Which is where the smiley is located, presumably in reference to the statement immediately preceding, by habit and custom. If it was intended to imply that the entire post should be taken as lighthearted badinage, I missed it. And still rather doubt it. I very much doubt that you truly believe that I hold either of those absurd postions, and that comprises the bulk of your post. What other serious argument did you make?

Saw a spokesman for Turkey on tv last night. His take was whenever we leave there will be war. The oil rich lands are too good to pass up. He also expressed that the terrorist training occuring will continue and neighboring countries will face it. he is not happy about the mess we will have to leave.Kirkuk is much sought after.
Civil war he felt was inevitable. The 3 factions wont be stoppped. He didnt say turkey had designs on the north however.

We should remember that when we talk about torture being more prevalent in Iraq now than before, a lot of that torture is being inflicted by Sunnis on Shiites and shiites on Sunnis etc. Its not like WE are the ones doing it, we just created the environment in which this occurred.

Cold comfort indeed.

Its not courage, its frustration, its desperation, its anger, its a natural human reaction. I mean what would you have done if 20 years ago Russia had invaded the USA to free us from evil capitalist influences so that a truly democratic government (without the influence of capitalist interests) could be put in place, and then proceeded to screw things up as royally as we did in Iraq?

I know its not a perfect analogy but you get the point.

I remember quite an outpouring of sympathy from around the world (including Syria, Iran, Hamas and Hezbollah) condemning the actions of Al Queda. When we invaded Afghanistan for not turning over Osama bin Laden (I believe Afghanistan wanted us to lift economic sanctions in exchange), everyone basically went along with us. Then we pissed away a whole lot of international goodwill and lied to the American people so that we could go to Iraq qand spend 300 billion dollars on a war.

I didn’t realize you were so thin skinned. I’ll keep that in mind, since it seems to be preventing you from responding to perhaps the only person posting in this thread who actually read the whole article.

A relevant point, from Bush-at-war author Bob Woodward:

What was that Einstein quote about insanity again?

Screw that. Freak freely. Piss me off, I’ll tell you, but prior restraint isn’t my bag.

Tortured is tortured and dead is dead. None of it would be happening if we hadn’t invaded instead Saddam would still be doing his bit. Which as people have said at least gave the populance a chance to keep their heads down and get on with the best life they could in a functioning society where women had rights. Unless they were good looking and crossed his evil son’s path.

But now every bad thing that happened under Saddam is going on still, but on a wider scale.

I have been, for the last 25 years all in favour of international action to remove Saddam. Given my druthers the West would not have supported him in the first place. But we had one chance to do this properly and to do it for the right reasons but instead we decided to do it for trumped up reasons with such a level of disgraceful incompetence that the situation is incomparably worse and getting worse all the time.

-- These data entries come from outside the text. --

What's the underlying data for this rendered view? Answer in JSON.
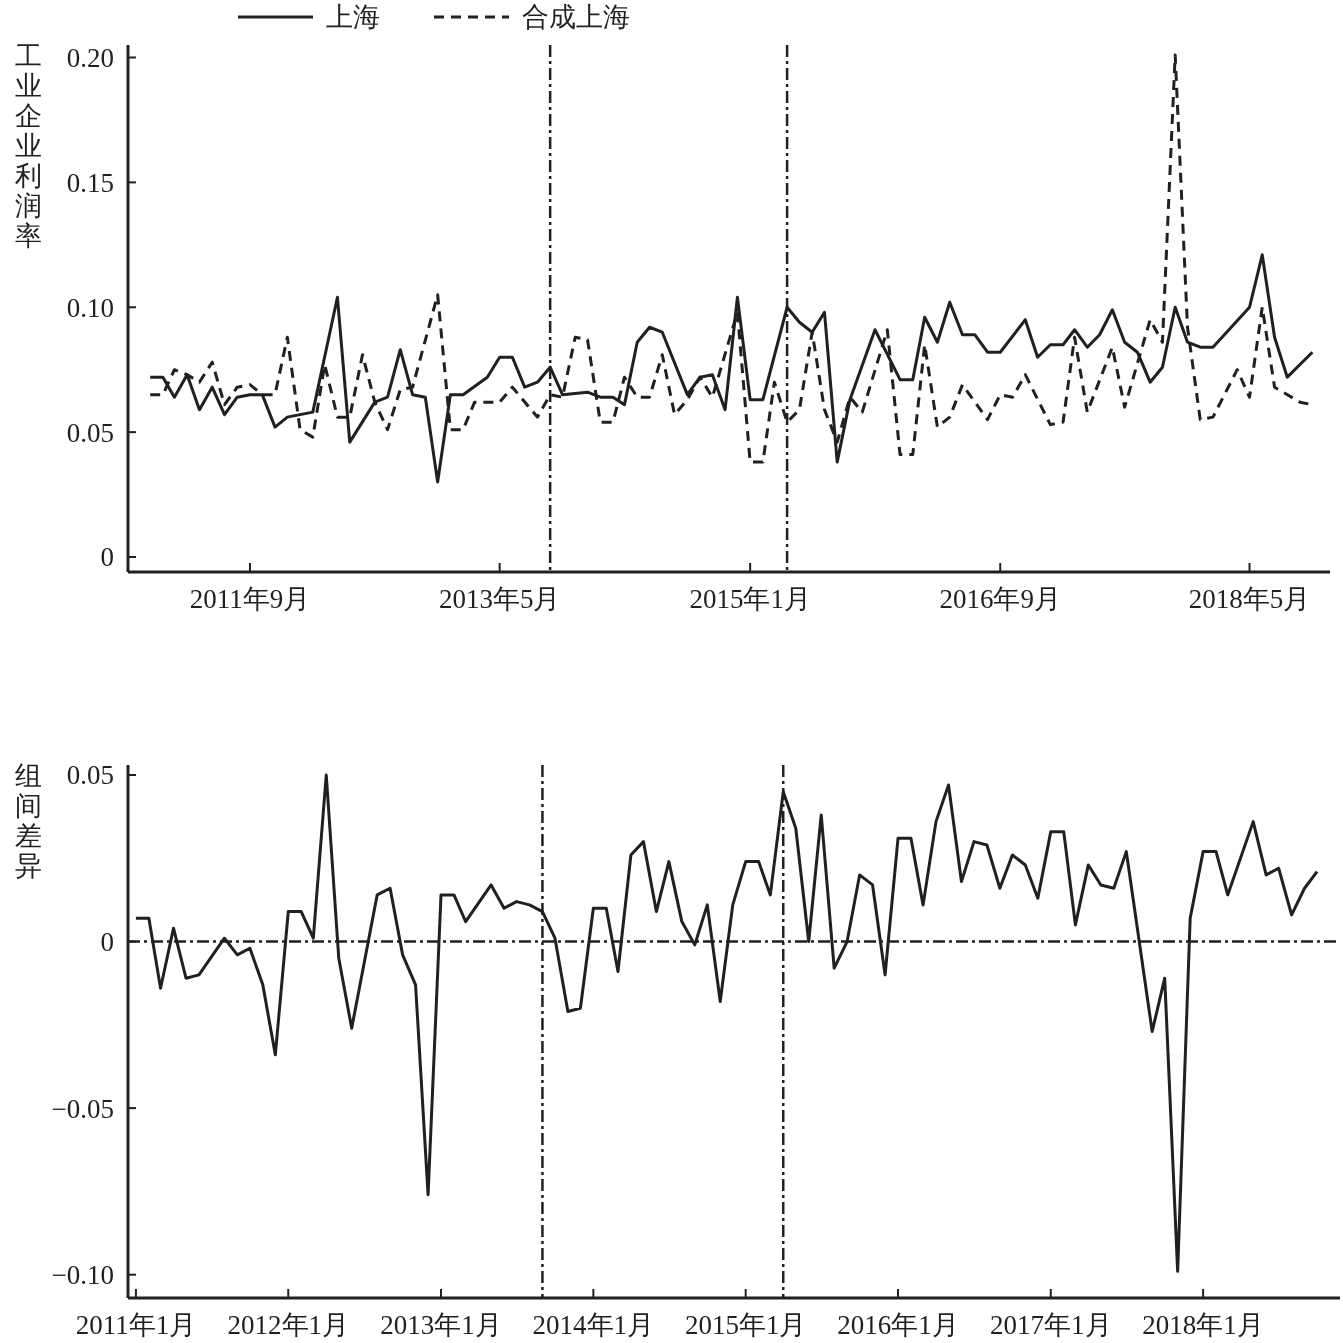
{
  "chart_data": [
    {
      "type": "line",
      "ylabel": "工业企业利润率",
      "legend": "top",
      "xlim": [
        "2010-11-08",
        "2018-11-13"
      ],
      "ylim": [
        -0.006,
        0.205
      ],
      "xticks": [
        {
          "value": "2011-09",
          "label": "2011年9月"
        },
        {
          "value": "2013-05",
          "label": "2013年5月"
        },
        {
          "value": "2015-01",
          "label": "2015年1月"
        },
        {
          "value": "2016-09",
          "label": "2016年9月"
        },
        {
          "value": "2018-05",
          "label": "2018年5月"
        }
      ],
      "yticks": [
        0,
        0.05,
        {
          "value": 0.1,
          "label": "0.10"
        },
        0.15,
        {
          "value": 0.2,
          "label": "0.20"
        }
      ],
      "ref_lines": [
        {
          "axis": "x",
          "value": "2013-09"
        },
        {
          "axis": "x",
          "value": "2015-04"
        }
      ],
      "series": [
        {
          "name": "上海",
          "color": "#231f20",
          "line_style": "solid",
          "x": [
            "2011-01",
            "2011-02",
            "2011-03",
            "2011-04",
            "2011-05",
            "2011-06",
            "2011-07",
            "2011-08",
            "2011-09",
            "2011-10",
            "2011-11",
            "2011-12",
            "2012-01",
            "2012-02",
            "2012-04",
            "2012-05",
            "2012-07",
            "2012-08",
            "2012-09",
            "2012-10",
            "2012-11",
            "2012-12",
            "2013-01",
            "2013-02",
            "2013-04",
            "2013-05",
            "2013-06",
            "2013-07",
            "2013-08",
            "2013-09",
            "2013-10",
            "2013-12",
            "2014-01",
            "2014-02",
            "2014-03",
            "2014-04",
            "2014-05",
            "2014-06",
            "2014-08",
            "2014-09",
            "2014-10",
            "2014-11",
            "2014-12",
            "2015-01",
            "2015-02",
            "2015-04",
            "2015-05",
            "2015-06",
            "2015-07",
            "2015-08",
            "2015-09",
            "2015-11",
            "2016-01",
            "2016-02",
            "2016-03",
            "2016-04",
            "2016-05",
            "2016-06",
            "2016-07",
            "2016-08",
            "2016-09",
            "2016-11",
            "2016-12",
            "2017-01",
            "2017-02",
            "2017-03",
            "2017-04",
            "2017-05",
            "2017-06",
            "2017-07",
            "2017-08",
            "2017-09",
            "2017-10",
            "2017-11",
            "2017-12",
            "2018-01",
            "2018-02",
            "2018-05",
            "2018-06",
            "2018-07",
            "2018-08",
            "2018-10"
          ],
          "values": [
            0.072,
            0.072,
            0.064,
            0.073,
            0.059,
            0.068,
            0.057,
            0.064,
            0.065,
            0.065,
            0.052,
            0.056,
            0.057,
            0.058,
            0.104,
            0.046,
            0.062,
            0.064,
            0.083,
            0.065,
            0.064,
            0.03,
            0.065,
            0.065,
            0.072,
            0.08,
            0.08,
            0.068,
            0.07,
            0.076,
            0.065,
            0.066,
            0.064,
            0.064,
            0.061,
            0.086,
            0.092,
            0.09,
            0.065,
            0.072,
            0.073,
            0.059,
            0.104,
            0.063,
            0.063,
            0.1,
            0.094,
            0.09,
            0.098,
            0.038,
            0.063,
            0.091,
            0.071,
            0.071,
            0.096,
            0.086,
            0.102,
            0.089,
            0.089,
            0.082,
            0.082,
            0.095,
            0.08,
            0.085,
            0.085,
            0.091,
            0.084,
            0.089,
            0.099,
            0.086,
            0.082,
            0.07,
            0.076,
            0.1,
            0.086,
            0.084,
            0.084,
            0.1,
            0.121,
            0.088,
            0.072,
            0.082
          ]
        },
        {
          "name": "合成上海",
          "color": "#231f20",
          "line_style": "dashed",
          "x": [
            "2011-01",
            "2011-02",
            "2011-03",
            "2011-04",
            "2011-05",
            "2011-06",
            "2011-07",
            "2011-08",
            "2011-09",
            "2011-10",
            "2011-11",
            "2011-12",
            "2012-01",
            "2012-02",
            "2012-03",
            "2012-04",
            "2012-05",
            "2012-06",
            "2012-07",
            "2012-08",
            "2012-09",
            "2012-10",
            "2012-12",
            "2013-01",
            "2013-02",
            "2013-03",
            "2013-05",
            "2013-06",
            "2013-08",
            "2013-09",
            "2013-10",
            "2013-11",
            "2013-12",
            "2014-01",
            "2014-02",
            "2014-03",
            "2014-04",
            "2014-05",
            "2014-06",
            "2014-07",
            "2014-08",
            "2014-09",
            "2014-10",
            "2014-12",
            "2015-01",
            "2015-02",
            "2015-03",
            "2015-04",
            "2015-05",
            "2015-06",
            "2015-07",
            "2015-08",
            "2015-09",
            "2015-10",
            "2015-12",
            "2016-01",
            "2016-02",
            "2016-03",
            "2016-04",
            "2016-05",
            "2016-06",
            "2016-08",
            "2016-09",
            "2016-10",
            "2016-11",
            "2017-01",
            "2017-02",
            "2017-03",
            "2017-04",
            "2017-06",
            "2017-07",
            "2017-09",
            "2017-10",
            "2017-11",
            "2017-12",
            "2018-01",
            "2018-02",
            "2018-04",
            "2018-05",
            "2018-06",
            "2018-07",
            "2018-09",
            "2018-10"
          ],
          "values": [
            0.065,
            0.065,
            0.075,
            0.073,
            0.07,
            0.078,
            0.061,
            0.068,
            0.069,
            0.065,
            0.065,
            0.088,
            0.051,
            0.048,
            0.077,
            0.056,
            0.056,
            0.081,
            0.062,
            0.051,
            0.067,
            0.068,
            0.105,
            0.051,
            0.051,
            0.062,
            0.062,
            0.068,
            0.056,
            0.065,
            0.064,
            0.088,
            0.087,
            0.054,
            0.054,
            0.072,
            0.064,
            0.064,
            0.081,
            0.057,
            0.063,
            0.072,
            0.064,
            0.098,
            0.038,
            0.038,
            0.07,
            0.054,
            0.059,
            0.09,
            0.059,
            0.046,
            0.064,
            0.058,
            0.091,
            0.041,
            0.041,
            0.085,
            0.052,
            0.056,
            0.069,
            0.055,
            0.065,
            0.064,
            0.073,
            0.053,
            0.054,
            0.088,
            0.058,
            0.084,
            0.06,
            0.095,
            0.086,
            0.201,
            0.092,
            0.055,
            0.056,
            0.075,
            0.064,
            0.1,
            0.068,
            0.062,
            0.061
          ]
        }
      ]
    },
    {
      "type": "line",
      "ylabel": "组间差异",
      "xlim": [
        "2010-12-13",
        "2018-11-25"
      ],
      "ylim": [
        -0.107,
        0.053
      ],
      "xticks": [
        {
          "value": "2011-01",
          "label": "2011年1月"
        },
        {
          "value": "2012-01",
          "label": "2012年1月"
        },
        {
          "value": "2013-01",
          "label": "2013年1月"
        },
        {
          "value": "2014-01",
          "label": "2014年1月"
        },
        {
          "value": "2015-01",
          "label": "2015年1月"
        },
        {
          "value": "2016-01",
          "label": "2016年1月"
        },
        {
          "value": "2017-01",
          "label": "2017年1月"
        },
        {
          "value": "2018-01",
          "label": "2018年1月"
        }
      ],
      "yticks": [
        {
          "value": -0.1,
          "label": "−0.10"
        },
        {
          "value": -0.05,
          "label": "−0.05"
        },
        0,
        0.05
      ],
      "ref_lines": [
        {
          "axis": "x",
          "value": "2013-09"
        },
        {
          "axis": "x",
          "value": "2015-04"
        },
        {
          "axis": "y",
          "value": 0
        }
      ],
      "series": [
        {
          "color": "#231f20",
          "line_style": "solid",
          "x": [
            "2011-01",
            "2011-02",
            "2011-03",
            "2011-04",
            "2011-05",
            "2011-06",
            "2011-08",
            "2011-09",
            "2011-10",
            "2011-11",
            "2011-12",
            "2012-01",
            "2012-02",
            "2012-03",
            "2012-04",
            "2012-05",
            "2012-06",
            "2012-08",
            "2012-09",
            "2012-10",
            "2012-11",
            "2012-12",
            "2013-01",
            "2013-02",
            "2013-03",
            "2013-05",
            "2013-06",
            "2013-07",
            "2013-08",
            "2013-09",
            "2013-10",
            "2013-11",
            "2013-12",
            "2014-01",
            "2014-02",
            "2014-03",
            "2014-04",
            "2014-05",
            "2014-06",
            "2014-07",
            "2014-08",
            "2014-09",
            "2014-10",
            "2014-11",
            "2014-12",
            "2015-01",
            "2015-02",
            "2015-03",
            "2015-04",
            "2015-05",
            "2015-06",
            "2015-07",
            "2015-08",
            "2015-09",
            "2015-10",
            "2015-11",
            "2015-12",
            "2016-01",
            "2016-02",
            "2016-03",
            "2016-04",
            "2016-05",
            "2016-06",
            "2016-07",
            "2016-08",
            "2016-09",
            "2016-10",
            "2016-11",
            "2016-12",
            "2017-01",
            "2017-02",
            "2017-03",
            "2017-04",
            "2017-05",
            "2017-06",
            "2017-07",
            "2017-08",
            "2017-09",
            "2017-10",
            "2017-11",
            "2017-12",
            "2018-01",
            "2018-02",
            "2018-03",
            "2018-05",
            "2018-06",
            "2018-07",
            "2018-08",
            "2018-09",
            "2018-10"
          ],
          "values": [
            0.007,
            0.007,
            -0.014,
            0.004,
            -0.011,
            -0.01,
            0.001,
            -0.004,
            -0.002,
            -0.013,
            -0.034,
            0.009,
            0.009,
            0.001,
            0.05,
            -0.005,
            -0.026,
            0.014,
            0.016,
            -0.004,
            -0.013,
            -0.076,
            0.014,
            0.014,
            0.006,
            0.017,
            0.01,
            0.012,
            0.011,
            0.009,
            0.001,
            -0.021,
            -0.02,
            0.01,
            0.01,
            -0.009,
            0.026,
            0.03,
            0.009,
            0.024,
            0.006,
            -0.001,
            0.011,
            -0.018,
            0.011,
            0.024,
            0.024,
            0.014,
            0.045,
            0.034,
            0.0,
            0.038,
            -0.008,
            0.0,
            0.02,
            0.017,
            -0.01,
            0.031,
            0.031,
            0.011,
            0.036,
            0.047,
            0.018,
            0.03,
            0.029,
            0.016,
            0.026,
            0.023,
            0.013,
            0.033,
            0.033,
            0.005,
            0.023,
            0.017,
            0.016,
            0.027,
            0.0,
            -0.027,
            -0.011,
            -0.099,
            0.007,
            0.027,
            0.027,
            0.014,
            0.036,
            0.02,
            0.022,
            0.008,
            0.016,
            0.021
          ]
        }
      ]
    }
  ]
}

Blair, Bush and all their enablers should be tried as war criminals.

I understand but I have been hearing people interpreting the “more torture today than under Saddam” to mean that WE are torturing more people than Saddam used to torture in order to make a case against the torture bill. There are a lot of reasons to be against that bill but this is not one of them. Sorry for the hijack.

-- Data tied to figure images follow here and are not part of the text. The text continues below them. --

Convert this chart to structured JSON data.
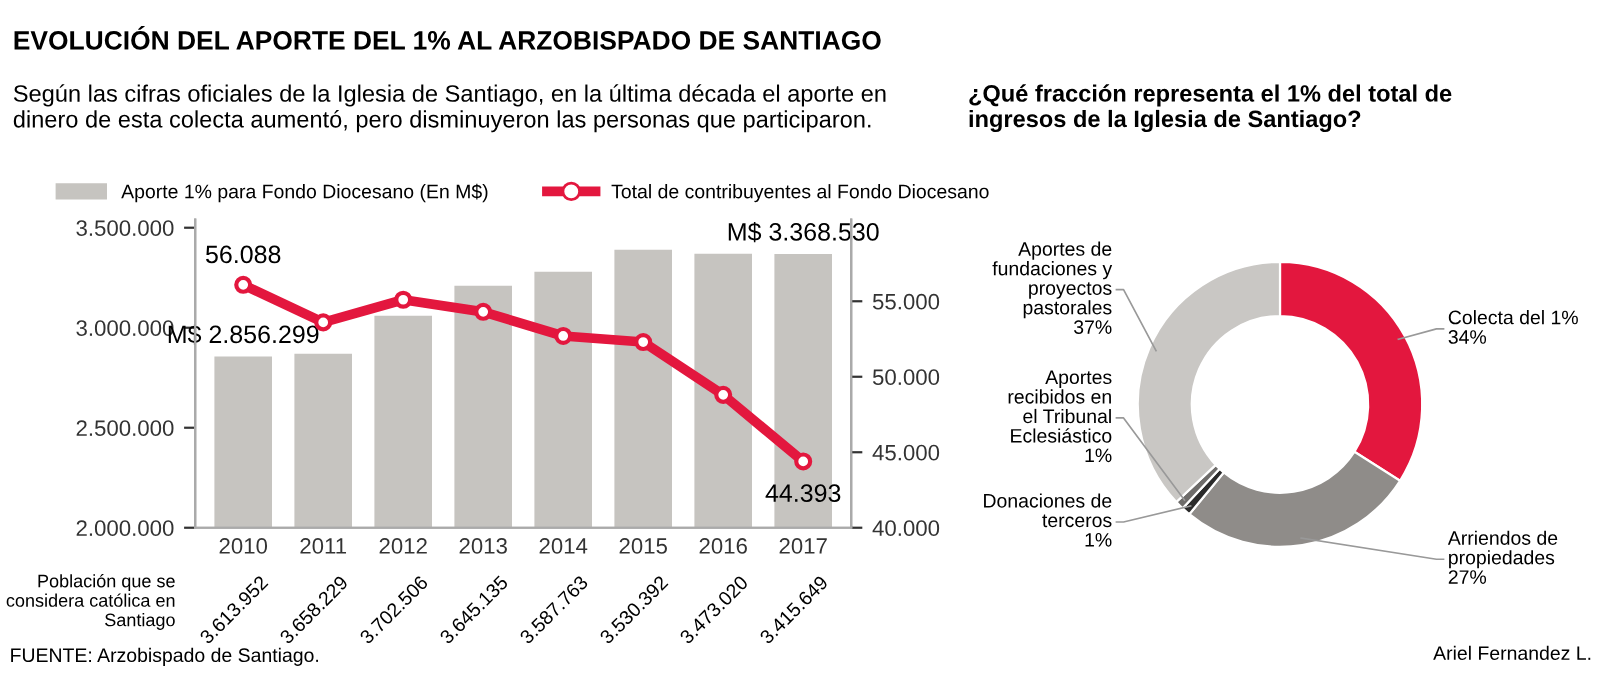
{
  "chart_data": [
    {
      "type": "bar",
      "title": "EVOLUCIÓN DEL APORTE DEL 1% AL ARZOBISPADO DE SANTIAGO",
      "subtitle": "Según las cifras oficiales de la Iglesia de Santiago, en la última década el aporte en\ndinero de esta colecta aumentó, pero disminuyeron las personas que participaron.",
      "categories": [
        "2010",
        "2011",
        "2012",
        "2013",
        "2014",
        "2015",
        "2016",
        "2017"
      ],
      "series": [
        {
          "name": "Aporte 1% para Fondo Diocesano (En M$)",
          "type": "bar",
          "color": "#c6c4c0",
          "values": [
            2856299,
            2870000,
            3060000,
            3210000,
            3280000,
            3390000,
            3370000,
            3368530
          ],
          "value_labels": [
            "M$ 2.856.299",
            null,
            null,
            null,
            null,
            null,
            null,
            "M$ 3.368.530"
          ]
        },
        {
          "name": "Total de contribuyentes al Fondo Diocesano",
          "type": "line",
          "axis": "y2",
          "color": "#e3173e",
          "values": [
            56088,
            53600,
            55100,
            54300,
            52700,
            52300,
            48800,
            44393
          ],
          "value_labels": [
            "56.088",
            null,
            null,
            null,
            null,
            null,
            null,
            "44.393"
          ]
        }
      ],
      "ylim": [
        2000000,
        3540000
      ],
      "yticks": [
        {
          "value": 2000000,
          "label": "2.000.000"
        },
        {
          "value": 2500000,
          "label": "2.500.000"
        },
        {
          "value": 3000000,
          "label": "3.000.000"
        },
        {
          "value": 3500000,
          "label": "3.500.000"
        }
      ],
      "y2lim": [
        40000,
        60400
      ],
      "y2ticks": [
        {
          "value": 40000,
          "label": "40.000"
        },
        {
          "value": 45000,
          "label": "45.000"
        },
        {
          "value": 50000,
          "label": "50.000"
        },
        {
          "value": 55000,
          "label": "55.000"
        }
      ],
      "marker": "circle",
      "grid": false,
      "legend": "top",
      "annotations": [
        "Población que se considera católica en Santiago",
        "FUENTE: Arzobispado de Santiago.",
        "3.613.952",
        "3.658.229",
        "3.702.506",
        "3.645.135",
        "3.587.763",
        "3.530.392",
        "3.473.020",
        "3.415.649"
      ]
    },
    {
      "type": "donut",
      "title": "¿Qué fracción representa el 1% del total de\ningresos de la Iglesia de Santiago?",
      "categories": [
        "Colecta del 1%",
        "Arriendos de\npropiedades",
        "Donaciones de\nterceros",
        "Aportes\nrecibidos en\nel Tribunal\nEclesiástico",
        "Aportes de\nfundaciones y\nproyectos\npastorales"
      ],
      "values": [
        34,
        27,
        1,
        1,
        37
      ],
      "colors": [
        "#e3173e",
        "#8f8c89",
        "#2a2a2a",
        "#6e6c6a",
        "#c9c7c4"
      ],
      "value_labels": [
        "34%",
        "27%",
        "1%",
        "1%",
        "37%"
      ],
      "annotations": [
        "Ariel Fernandez L."
      ]
    }
  ]
}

Better question: What can the U.S. offer Turkey to give up their own Kurdish provinces? That would solve the problem permanently.

You can’t hold us responsible for your personal interpretation but in the wider and very real sense WE are responsible. We opened the gates to chaos. The blood is on Bush and Blair’s hands.

Looks like Congress is getting the message even if our clueless adminstration isn’t:

Good Congress! Bad Bush!

my bolding.

Find me someone to blame other than Bush and his poodle, Blair. Beyond that US troops have done more than their fair share of torturing as well – not exactly Boy Scouts, you know.